Novel by Isobelle Carmody

Greylands is a 1997 young adult novel by Isobelle Carmody. It follows the story of Jack who in order to come to terms with his mother's death writes a story in which he enters another world where he confronts his fears and finds answers to his questions. In 2012, Greylands was self-published into an ebook and republished by Ford Street Publishing.

==Background==
Greylands was first published in Australia on 1 September 1997 by Puffin Books in trade paperback format. In 1998 it was published as an audiobook by Louis Braille Books. Greylands was a joint winner, along with Catherine Jinks' Eye to Eye, of the 1997 Aurealis Award for best young-adult novel.

==Synopsis==
Jack and his sister Ellen are suffering in the aftermath of their mother's death, which has caused their father to withdraw into himself. There is some unsolved mystery which Jack tries to explore. To him, the mystery has something to do with the "greylands", a world on the other side of his mirror.
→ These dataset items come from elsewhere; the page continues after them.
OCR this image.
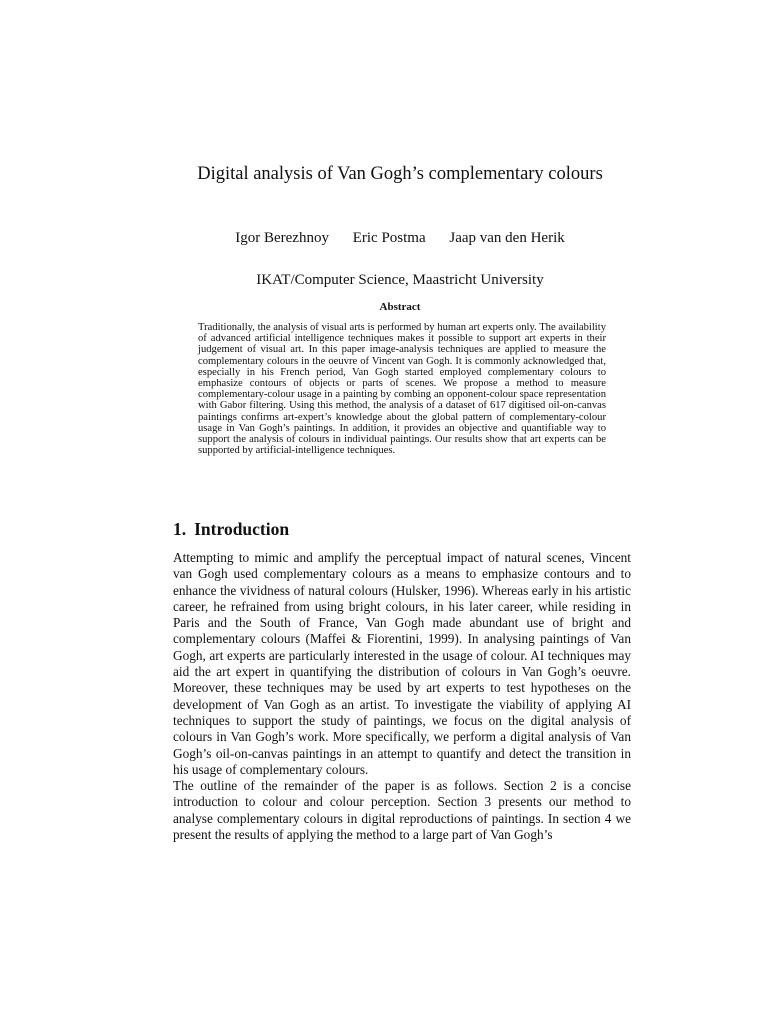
Digital analysis of Van Gogh’s complementary colours
Igor Berezhnoy Eric Postma Jaap van den Herik
IKAT/Computer Science, Maastricht University
Abstract

Traditionally, the analysis of visual arts is performed by human art experts only. The availability of advanced artificial intelligence techniques makes it possible to support art experts in their judgement of visual art. In this paper image-analysis techniques are applied to measure the complementary colours in the oeuvre of Vincent van Gogh. It is commonly acknowledged that, especially in his French period, Van Gogh started employed complementary colours to emphasize contours of objects or parts of scenes. We propose a method to measure complementary-colour usage in a painting by combing an opponent-colour space representation with Gabor filtering. Using this method, the analysis of a dataset of 617 digitised oil-on-canvas paintings confirms art-expert’s knowledge about the global pattern of complementary-colour usage in Van Gogh’s paintings. In addition, it provides an objective and quantifiable way to support the analysis of colours in individual paintings. Our results show that art experts can be supported by artificial-intelligence techniques.

1. Introduction

Attempting to mimic and amplify the perceptual impact of natural scenes, Vincent van Gogh used complementary colours as a means to emphasize contours and to enhance the vividness of natural colours (Hulsker, 1996). Whereas early in his artistic career, he refrained from using bright colours, in his later career, while residing in Paris and the South of France, Van Gogh made abundant use of bright and complementary colours (Maffei & Fiorentini, 1999). In analysing paintings of Van Gogh, art experts are particularly interested in the usage of colour. AI techniques may aid the art expert in quantifying the distribution of colours in Van Gogh’s oeuvre. Moreover, these techniques may be used by art experts to test hypotheses on the development of Van Gogh as an artist. To investigate the viability of applying AI techniques to support the study of paintings, we focus on the digital analysis of colours in Van Gogh’s work. More specifically, we perform a digital analysis of Van Gogh’s oil-on-canvas paintings in an attempt to quantify and detect the transition in his usage of complementary colours.

The outline of the remainder of the paper is as follows. Section 2 is a concise introduction to colour and colour perception. Section 3 presents our method to analyse complementary colours in digital reproductions of paintings. In section 4 we present the results of applying the method to a large part of Van Gogh’s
Much of the action takes place in these greylands, where Jack meets a strange girl and discovers that his soul is at risk. The adventure is described from Jack's point of view, and within the context of the novel may be a true account of his experiences or a story he is inventing.

==Movie==
Isobelle Carmody herself is writing the screenplay to a movie adaptation, which will be produced by Tara Morice.